As Albina Patino and her children control 80% of the stock, she had, in effect, elected herself. But few would dispute her qualifications. When the door of the blue marble tomb at Cochabamba, Bolivia, clanged shut last May on the mortal remains of her 84-year-old husband, there was no one left alive who knew as much as she about the building of the empire. She had had as big a share as Simon in creating it.

Fool's Silver. Albina Rodriguez had shocked her family and friends by marrying Simon Patino, son of a Spanish-Indian cobbler. Simon, the underpaid clerk of a German merchant, promptly got fired and had to make good on a $250 credit he had advanced to a prospector who had found, not silver, but "worthless" tin in the Andes.

It was Albina who insisted that they go up in the mountains and work the claim, which had reverted to Simon. She tended the llama-dung fire, melted the snow for drinking water, and prodded Simon on when he tired of hacking away at the mountainside. When he finally struck the rich lode that became the fabulous La Salvadora mine, she helped load the sacks with ore, bring it down on llama-back, and grind it on a millstone.

It was their luck to find the rich mine just when European supplies of tin were running out. Soon Bolivia was overrun with tin-hunters. When Simon foolishly agreed to sign away the mine for $350,000, iron-willed Albina knocked the pen from his hand.
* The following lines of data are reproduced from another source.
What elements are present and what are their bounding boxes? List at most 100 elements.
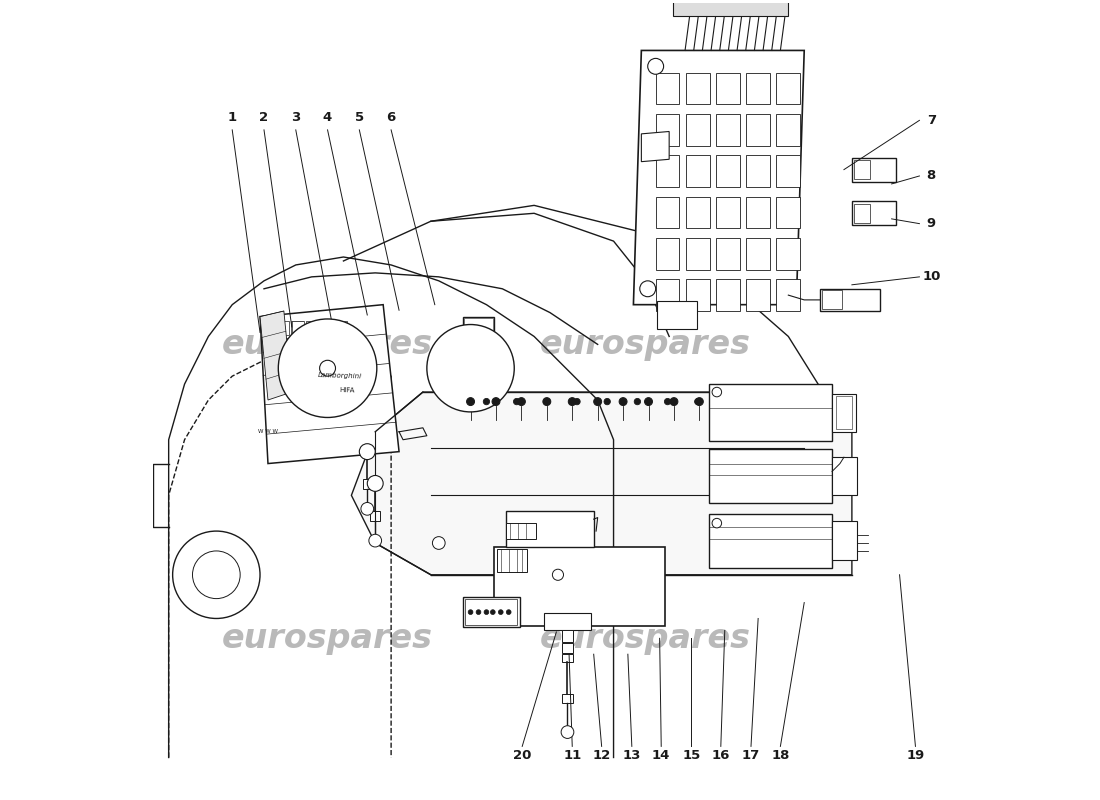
- Text: 14: 14: [652, 750, 670, 762]
- Bar: [716, 114, 740, 146]
- Text: 20: 20: [513, 750, 531, 762]
- Bar: [463, 317, 494, 348]
- Polygon shape: [260, 311, 292, 400]
- Text: 12: 12: [593, 750, 611, 762]
- Bar: [686, 197, 710, 228]
- Bar: [363, 479, 372, 489]
- Bar: [562, 694, 573, 703]
- Polygon shape: [260, 305, 399, 463]
- Bar: [277, 338, 288, 352]
- Polygon shape: [658, 301, 697, 329]
- Bar: [334, 338, 346, 352]
- Circle shape: [367, 475, 383, 491]
- Circle shape: [561, 726, 574, 738]
- Bar: [832, 394, 856, 432]
- Text: 17: 17: [741, 750, 760, 762]
- Bar: [855, 204, 870, 223]
- Circle shape: [483, 398, 490, 405]
- Text: 7: 7: [927, 114, 936, 127]
- Bar: [292, 338, 304, 352]
- Circle shape: [670, 398, 678, 406]
- Bar: [855, 160, 870, 179]
- Circle shape: [466, 398, 474, 406]
- Text: 2: 2: [260, 111, 268, 125]
- Bar: [777, 197, 801, 228]
- Text: 5: 5: [355, 111, 364, 125]
- Bar: [506, 511, 594, 547]
- Bar: [832, 521, 858, 561]
- Circle shape: [635, 398, 640, 405]
- Bar: [716, 279, 740, 311]
- Bar: [464, 318, 493, 346]
- Circle shape: [432, 537, 446, 550]
- Circle shape: [712, 387, 722, 397]
- Text: eurospares: eurospares: [222, 622, 433, 655]
- Text: 18: 18: [771, 750, 790, 762]
- Text: Lamborghini: Lamborghini: [317, 372, 362, 380]
- Text: 9: 9: [927, 217, 936, 230]
- Text: 13: 13: [623, 750, 641, 762]
- Polygon shape: [634, 50, 804, 305]
- Text: 15: 15: [682, 750, 701, 762]
- Bar: [463, 597, 520, 627]
- Bar: [686, 73, 710, 105]
- Bar: [836, 396, 851, 430]
- Bar: [562, 643, 573, 653]
- Bar: [777, 114, 801, 146]
- Bar: [506, 523, 537, 539]
- Circle shape: [360, 444, 375, 459]
- Circle shape: [427, 325, 515, 412]
- Bar: [334, 321, 346, 335]
- Circle shape: [368, 534, 382, 547]
- Bar: [292, 321, 304, 335]
- Text: eurospares: eurospares: [540, 622, 751, 655]
- Bar: [777, 73, 801, 105]
- Text: HIFA: HIFA: [340, 387, 355, 394]
- Text: eurospares: eurospares: [540, 328, 751, 361]
- Bar: [746, 114, 770, 146]
- Bar: [686, 155, 710, 187]
- Text: 11: 11: [563, 750, 582, 762]
- Circle shape: [552, 570, 563, 580]
- Circle shape: [569, 398, 576, 406]
- Circle shape: [484, 610, 488, 614]
- Circle shape: [514, 398, 520, 405]
- Circle shape: [543, 398, 551, 406]
- Bar: [832, 457, 858, 495]
- Circle shape: [574, 398, 580, 405]
- Bar: [777, 238, 801, 270]
- Bar: [263, 338, 274, 352]
- Polygon shape: [351, 392, 851, 574]
- Circle shape: [648, 58, 663, 74]
- Bar: [656, 73, 680, 105]
- Bar: [656, 155, 680, 187]
- Bar: [746, 197, 770, 228]
- Bar: [708, 514, 832, 568]
- Bar: [306, 321, 318, 335]
- Text: 6: 6: [386, 111, 396, 125]
- Bar: [851, 158, 895, 182]
- Bar: [708, 384, 832, 442]
- Text: 1: 1: [228, 111, 236, 125]
- Bar: [746, 238, 770, 270]
- Text: eurospares: eurospares: [222, 328, 433, 361]
- Circle shape: [498, 610, 503, 614]
- Bar: [263, 321, 274, 335]
- Bar: [562, 630, 573, 642]
- Circle shape: [543, 398, 550, 405]
- Circle shape: [476, 610, 481, 614]
- Bar: [777, 155, 801, 187]
- Bar: [292, 338, 302, 352]
- Bar: [851, 202, 895, 226]
- Bar: [822, 290, 842, 310]
- Circle shape: [695, 398, 703, 406]
- Circle shape: [694, 398, 701, 405]
- Circle shape: [469, 610, 473, 614]
- Circle shape: [619, 398, 627, 406]
- Bar: [716, 73, 740, 105]
- Circle shape: [320, 360, 336, 376]
- Circle shape: [278, 319, 377, 418]
- Bar: [716, 197, 740, 228]
- Circle shape: [517, 398, 526, 406]
- Text: 10: 10: [922, 270, 940, 283]
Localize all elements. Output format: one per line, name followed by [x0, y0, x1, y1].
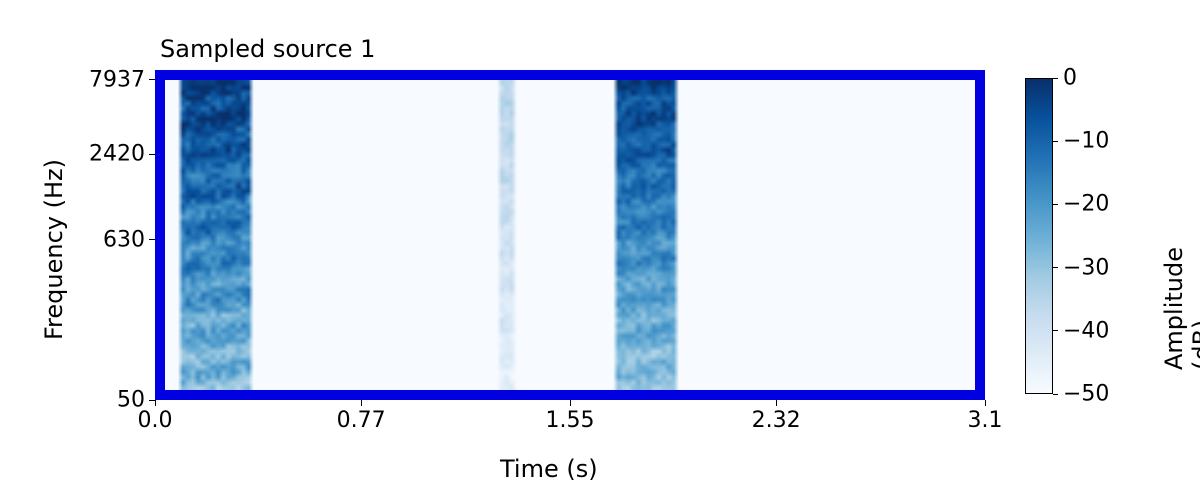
y-tick-label: 50 [117, 388, 145, 413]
colorbar-tick-label: −10 [1063, 129, 1109, 154]
colorbar [1025, 78, 1053, 394]
y-tick-mark [149, 154, 155, 155]
y-tick-label: 7937 [89, 67, 145, 92]
colorbar-tick-mark [1053, 204, 1058, 205]
y-axis-label: Frequency (Hz) [40, 159, 68, 340]
colorbar-tick-mark [1053, 141, 1058, 142]
x-tick-label: 2.32 [752, 408, 801, 433]
y-tick-label: 2420 [89, 142, 145, 167]
colorbar-tick-label: −50 [1063, 382, 1109, 407]
x-tick-mark [985, 400, 986, 406]
colorbar-tick-label: 0 [1063, 66, 1077, 91]
spectrogram-figure: Sampled source 1 Frequency (Hz) Time (s)… [0, 0, 1200, 500]
x-tick-label: 0.77 [337, 408, 386, 433]
x-tick-label: 1.55 [546, 408, 595, 433]
colorbar-tick-label: −20 [1063, 192, 1109, 217]
x-tick-mark [570, 400, 571, 406]
y-tick-mark [149, 400, 155, 401]
x-tick-mark [155, 400, 156, 406]
x-axis-label: Time (s) [500, 455, 598, 483]
colorbar-label: Amplitude (dB) [1160, 247, 1200, 370]
plot-title: Sampled source 1 [160, 35, 375, 63]
x-tick-mark [776, 400, 777, 406]
spectrogram-canvas [165, 80, 975, 390]
y-tick-label: 630 [103, 227, 145, 252]
x-tick-mark [361, 400, 362, 406]
y-tick-mark [149, 79, 155, 80]
colorbar-tick-label: −40 [1063, 318, 1109, 343]
y-tick-mark [149, 239, 155, 240]
colorbar-gradient [1026, 79, 1052, 393]
colorbar-tick-mark [1053, 78, 1058, 79]
colorbar-tick-mark [1053, 330, 1058, 331]
colorbar-tick-mark [1053, 394, 1058, 395]
x-tick-label: 3.1 [968, 408, 1003, 433]
plot-area [155, 70, 985, 400]
colorbar-tick-label: −30 [1063, 255, 1109, 280]
colorbar-tick-mark [1053, 267, 1058, 268]
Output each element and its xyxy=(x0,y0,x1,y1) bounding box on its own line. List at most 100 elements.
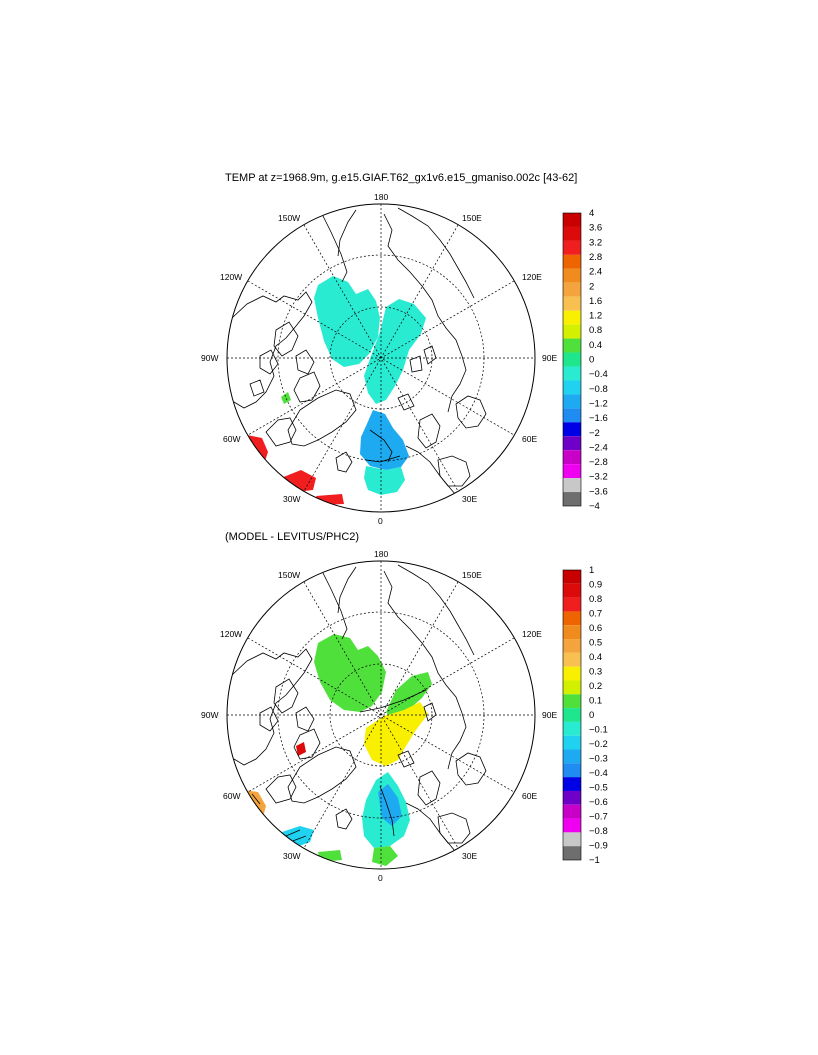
top-lon-label-120e: 120E xyxy=(522,272,542,282)
bottom-lon-label-90e: 90E xyxy=(542,710,557,720)
bottom-lon-label-120w: 120W xyxy=(220,629,242,639)
top-lon-label-60e: 60E xyxy=(522,434,537,444)
bottom-colorbar-label: 0.9 xyxy=(589,580,602,591)
top-lon-label-90e: 90E xyxy=(542,353,557,363)
top-colorbar-swatch xyxy=(563,213,581,227)
bottom-lon-label-90w: 90W xyxy=(201,710,218,720)
top-colorbar-swatch xyxy=(563,436,581,451)
top-colorbar-swatch xyxy=(563,324,581,339)
top-polar-map: 180 150E 120E 90E 60E 30E 0 30W 60W 90W … xyxy=(201,192,608,526)
bottom-colorbar-label: 0.8 xyxy=(589,594,602,605)
top-colorbar-swatch xyxy=(563,296,581,311)
bottom-colorbar-swatch xyxy=(563,666,581,681)
bottom-map-title: (MODEL - LEVITUS/PHC2) xyxy=(225,531,360,543)
top-colorbar-swatch xyxy=(563,492,581,506)
bottom-colorbar-label: 0 xyxy=(589,710,594,721)
top-colorbar-label: 3.6 xyxy=(589,223,602,234)
bottom-coastlines xyxy=(231,564,487,858)
bottom-colorbar-label: −0.6 xyxy=(589,797,608,808)
top-colorbar-swatch xyxy=(563,422,581,437)
top-field-cyan-left xyxy=(314,276,380,367)
bottom-colorbar-label: −0.4 xyxy=(589,768,608,779)
top-lon-label-180: 180 xyxy=(374,192,388,202)
top-colorbar-label: 0 xyxy=(589,355,594,366)
top-colorbar-swatch xyxy=(563,310,581,325)
bottom-field-green-south xyxy=(372,846,398,866)
bottom-colorbar-label: −0.2 xyxy=(589,739,608,750)
bottom-colorbar-swatch xyxy=(563,832,581,847)
top-colorbar-swatch xyxy=(563,366,581,381)
bottom-colorbar-swatch xyxy=(563,721,581,736)
bottom-map-boundary xyxy=(226,560,536,870)
top-colorbar-swatch xyxy=(563,478,581,493)
top-field-cyan-bottom xyxy=(364,466,405,495)
bottom-colorbar-swatch xyxy=(563,749,581,764)
top-colorbar-frame xyxy=(562,212,582,507)
top-colorbar-swatch xyxy=(563,450,581,465)
top-colorbar-swatch xyxy=(563,338,581,353)
bottom-colorbar-swatch xyxy=(563,804,581,819)
top-colorbar-label: −3.6 xyxy=(589,486,608,497)
bottom-polar-map: 180 150E 120E 90E 60E 30E 0 30W 60W 90W … xyxy=(201,549,608,883)
bottom-colorbar-swatch xyxy=(563,763,581,778)
bottom-lon-label-120e: 120E xyxy=(522,629,542,639)
bottom-colorbar-label: −0.7 xyxy=(589,812,608,823)
bottom-colorbar-swatch xyxy=(563,583,581,598)
bottom-field-green-left xyxy=(314,634,386,712)
top-lon-label-0: 0 xyxy=(378,516,383,526)
top-colorbar-label: 0.4 xyxy=(589,340,602,351)
bottom-field-green-right xyxy=(386,672,432,720)
bottom-colorbar-swatch xyxy=(563,777,581,791)
bottom-colorbar-swatch xyxy=(563,790,581,805)
bottom-colorbar-label: −0.3 xyxy=(589,754,608,765)
bottom-colorbar-label: 0.1 xyxy=(589,696,602,707)
top-lon-label-120w: 120W xyxy=(220,272,242,282)
top-field-cyan-right xyxy=(364,299,426,404)
top-field-red-60w xyxy=(238,434,268,466)
bottom-graticule xyxy=(227,561,535,869)
bottom-lon-label-180: 180 xyxy=(374,549,388,559)
top-colorbar-label: 2 xyxy=(589,281,594,292)
top-lon-label-90w: 90W xyxy=(201,353,218,363)
top-map-boundary xyxy=(226,203,536,513)
top-colorbar-label: 1.2 xyxy=(589,311,602,322)
top-field-green-patch xyxy=(281,392,291,404)
bottom-colorbar-swatch xyxy=(563,846,581,860)
bottom-colorbar-label: 0.5 xyxy=(589,638,602,649)
top-colorbar-label: 0.8 xyxy=(589,325,602,336)
bottom-lon-label-150e: 150E xyxy=(462,570,482,580)
top-colorbar-label: 3.2 xyxy=(589,237,602,248)
top-lon-label-150w: 150W xyxy=(278,213,300,223)
top-colorbar-label: −2 xyxy=(589,428,600,439)
bottom-field-red-patch xyxy=(296,742,306,756)
top-colorbar-label: −2.8 xyxy=(589,457,608,468)
bottom-lon-label-60w: 60W xyxy=(223,791,240,801)
top-colorbar-label: 4 xyxy=(589,208,594,219)
bottom-field-yellow xyxy=(364,702,428,766)
top-graticule xyxy=(227,204,535,512)
bottom-colorbar-swatch xyxy=(563,680,581,695)
bottom-colorbar-swatch xyxy=(563,597,581,612)
bottom-colorbar-swatch xyxy=(563,611,581,626)
top-colorbar-swatch xyxy=(563,282,581,297)
bottom-colorbar-label: 0.2 xyxy=(589,681,602,692)
bottom-colorbar-label: 1 xyxy=(589,565,594,576)
top-coastlines xyxy=(231,207,487,501)
bottom-colorbar-swatch xyxy=(563,694,581,709)
bottom-colorbar-label: −0.9 xyxy=(589,841,608,852)
top-colorbar-swatch xyxy=(563,254,581,269)
bottom-colorbar-swatch xyxy=(563,708,581,722)
bottom-colorbar-label: −0.1 xyxy=(589,725,608,736)
top-colorbar-swatch xyxy=(563,240,581,255)
bottom-colorbar-frame xyxy=(562,569,582,861)
top-colorbar-label: −0.8 xyxy=(589,384,608,395)
top-colorbar-label: −4 xyxy=(589,501,600,512)
bottom-field-orange-60w xyxy=(242,790,266,820)
top-colorbar-swatch xyxy=(563,464,581,479)
bottom-colorbar-label: −0.5 xyxy=(589,783,608,794)
top-colorbar-label: 2.8 xyxy=(589,252,602,263)
top-lon-label-30e: 30E xyxy=(462,494,477,504)
bottom-colorbar-swatch xyxy=(563,625,581,640)
top-field-red-30w xyxy=(281,470,316,492)
top-colorbar-label: −2.4 xyxy=(589,442,608,453)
She prodded him on to parlay their strike into a billion-dollar network of mines and banks that dominated the economy of Bolivia and reached into British and German smelters and Malayan mines. But even a Croesus' fortune could not get Simon into Cochabamba's exclusive Spaniards' Club Social.

Enraged and embittered, the Patinos left Bolivia in 1924, from that time on directed the empire from their Paris mansion, Nice chateau, villa at Biarritz or their yacht.

Widow's Mite. As the dowager empress of tin, Albina will not have as easy a time as her ruthless husband in his heyday. Through the world cartel he created with the British and Dutch (in 1930), he could squeeze the Unless, smelterless U.S. (which normally consumes more than half of world tin production). But in World War II, when Simon was too friendly with the Nazis for British comfort, the cartel came apart. Alarmed, Patino tried to get back into U.S. good graces. Later, Chase National Bank's Vice President Joseph C. Rovensky became chairman of his board.

Now the U.S. hopes to keep the world cartel from reforming. Moreover, since the richer Malayan mines can turn out better ore at lower cost than Bolivia, Albina has no assurance that the British would want it. But the U.S. is in no position to fight tin producers.